Sunday, March 1, 2009

Death

A couple of weeks ago I was on call with Elaine Wynne, a Canadian physician volunteering here for a couple of months. At the start of our evening rounds we found the clinical officer absent (delayed) and a queue of children waiting to be evaluated for admission. When I was calling the next child back, a man waiting with a child wrapped onto his back (as mothers typically do) said, "No doctor, take this one. This baby is very sick." We walked back to the waiting room and the child he laid on the table frightened me - sunken eyes, emaciated face. Its body was warm, but it was not breathing and there was no heart beat or pulse; it was too late.

During the rainy season there are often shortages of food. They have outlived the previous harvest. The number of children we see here at the hospital with severe protein energy malnutrition (PEM) is disheartening. It's even worse if you hear that the fathers are well fed, or that the mother believes maize porridge is enough for children (never mind that the family has beans, groundnuts or even chicken). Money and years have been spent on rural nutrition education, and yet marasmic children are still brought to the hospital. But what good is nutrition education if there truly just isn't enough?

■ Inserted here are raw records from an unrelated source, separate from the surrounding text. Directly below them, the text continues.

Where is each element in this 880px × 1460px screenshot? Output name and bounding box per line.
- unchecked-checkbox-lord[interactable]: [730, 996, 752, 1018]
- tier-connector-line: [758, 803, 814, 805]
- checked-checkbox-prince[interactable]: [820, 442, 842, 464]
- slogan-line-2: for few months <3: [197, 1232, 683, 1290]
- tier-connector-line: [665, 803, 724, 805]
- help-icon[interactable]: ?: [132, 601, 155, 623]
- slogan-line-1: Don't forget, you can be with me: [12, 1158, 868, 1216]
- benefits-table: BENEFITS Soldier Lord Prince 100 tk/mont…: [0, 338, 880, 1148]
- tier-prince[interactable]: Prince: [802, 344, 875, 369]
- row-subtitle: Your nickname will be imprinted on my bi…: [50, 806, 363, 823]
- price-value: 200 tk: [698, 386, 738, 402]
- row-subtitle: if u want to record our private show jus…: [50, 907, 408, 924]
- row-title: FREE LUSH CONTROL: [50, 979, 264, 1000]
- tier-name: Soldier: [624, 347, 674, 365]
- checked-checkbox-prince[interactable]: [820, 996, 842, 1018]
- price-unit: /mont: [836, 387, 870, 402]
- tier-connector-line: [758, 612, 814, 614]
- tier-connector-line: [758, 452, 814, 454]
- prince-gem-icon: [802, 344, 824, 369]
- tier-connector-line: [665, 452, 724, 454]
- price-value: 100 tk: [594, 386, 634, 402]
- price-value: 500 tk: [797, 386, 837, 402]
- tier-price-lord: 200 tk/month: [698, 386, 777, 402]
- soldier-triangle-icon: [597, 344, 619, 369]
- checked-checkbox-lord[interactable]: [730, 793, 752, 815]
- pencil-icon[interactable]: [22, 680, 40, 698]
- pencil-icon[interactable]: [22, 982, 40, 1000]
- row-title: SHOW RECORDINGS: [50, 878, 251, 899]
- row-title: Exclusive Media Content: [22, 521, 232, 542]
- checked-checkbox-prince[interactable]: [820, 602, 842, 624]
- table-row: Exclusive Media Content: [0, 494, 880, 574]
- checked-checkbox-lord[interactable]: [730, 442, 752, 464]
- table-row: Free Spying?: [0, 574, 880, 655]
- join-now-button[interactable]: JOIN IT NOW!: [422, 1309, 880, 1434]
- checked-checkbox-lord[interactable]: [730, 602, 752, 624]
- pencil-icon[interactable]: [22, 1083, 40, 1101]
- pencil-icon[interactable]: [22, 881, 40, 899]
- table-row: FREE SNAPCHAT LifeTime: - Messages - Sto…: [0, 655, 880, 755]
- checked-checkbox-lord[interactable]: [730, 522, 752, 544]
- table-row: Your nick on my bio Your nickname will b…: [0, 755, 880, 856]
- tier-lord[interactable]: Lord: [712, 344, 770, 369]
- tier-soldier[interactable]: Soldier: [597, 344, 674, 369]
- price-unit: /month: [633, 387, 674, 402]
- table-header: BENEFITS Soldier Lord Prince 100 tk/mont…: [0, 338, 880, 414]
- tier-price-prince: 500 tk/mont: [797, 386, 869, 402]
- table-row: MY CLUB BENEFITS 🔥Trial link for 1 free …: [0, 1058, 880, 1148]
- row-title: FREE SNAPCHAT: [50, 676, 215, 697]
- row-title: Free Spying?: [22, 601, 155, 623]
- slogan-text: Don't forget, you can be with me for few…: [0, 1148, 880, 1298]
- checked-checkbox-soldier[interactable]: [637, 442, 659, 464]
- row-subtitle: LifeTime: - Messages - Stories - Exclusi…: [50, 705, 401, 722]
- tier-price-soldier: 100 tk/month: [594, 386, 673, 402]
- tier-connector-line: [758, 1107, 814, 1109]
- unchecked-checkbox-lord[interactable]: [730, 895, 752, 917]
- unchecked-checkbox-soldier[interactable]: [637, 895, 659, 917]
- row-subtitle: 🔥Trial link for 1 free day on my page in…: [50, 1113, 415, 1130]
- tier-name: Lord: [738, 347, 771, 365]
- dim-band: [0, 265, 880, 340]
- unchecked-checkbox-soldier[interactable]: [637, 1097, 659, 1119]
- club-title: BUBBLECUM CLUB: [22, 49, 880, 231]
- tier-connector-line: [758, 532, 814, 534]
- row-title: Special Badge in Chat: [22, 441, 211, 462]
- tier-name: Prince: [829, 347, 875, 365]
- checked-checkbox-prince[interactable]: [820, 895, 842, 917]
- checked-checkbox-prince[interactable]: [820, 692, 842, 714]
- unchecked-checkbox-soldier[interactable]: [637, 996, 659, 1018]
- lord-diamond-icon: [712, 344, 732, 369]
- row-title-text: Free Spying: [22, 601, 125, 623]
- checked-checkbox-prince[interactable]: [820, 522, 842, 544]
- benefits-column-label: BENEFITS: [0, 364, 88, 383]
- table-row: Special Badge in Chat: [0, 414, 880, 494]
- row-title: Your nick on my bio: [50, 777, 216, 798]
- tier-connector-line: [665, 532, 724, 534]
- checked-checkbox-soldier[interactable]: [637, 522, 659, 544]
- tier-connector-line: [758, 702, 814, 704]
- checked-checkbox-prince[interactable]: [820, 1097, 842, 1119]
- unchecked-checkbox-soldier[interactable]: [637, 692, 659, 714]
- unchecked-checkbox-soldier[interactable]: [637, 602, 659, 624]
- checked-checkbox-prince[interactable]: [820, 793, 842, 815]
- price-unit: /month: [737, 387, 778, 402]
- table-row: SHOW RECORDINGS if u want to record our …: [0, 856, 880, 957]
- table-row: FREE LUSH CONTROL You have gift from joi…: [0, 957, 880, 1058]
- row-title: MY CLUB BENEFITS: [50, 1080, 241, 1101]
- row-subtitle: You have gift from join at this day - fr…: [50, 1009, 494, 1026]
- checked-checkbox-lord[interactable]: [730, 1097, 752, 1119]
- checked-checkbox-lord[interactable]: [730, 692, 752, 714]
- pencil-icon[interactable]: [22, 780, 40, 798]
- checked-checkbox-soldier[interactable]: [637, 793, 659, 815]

Today, on Sunday morning rounds, I saw a patient admitted two days ago for PEM and gastroenteritis (namely, bloody diarrhea). When I saw it this morning at 9:00 the child seemed no worse than at Dr. Thuma's evaluation yesterday. It was now getting fluids (ReSoMal) via a naso-gastric (NG) tube instead of the initial IV fluids and had been started on the hospital's severe PEM protocol. I didn't think there was much else to do at the moment. However, upon returning less than two hours later to evaluate a different patient, the nurse asked me to review this child. She said, "It seems to be collapsing." The child was not breathing. There was no pulse. I felt helpless.

The child may have died because of some electrolyte abnormalities caused by the infusion of IV fluids. You could also blame the pathogen causing the bloody gastroenteritis. But the bottom line is, this child died hungry.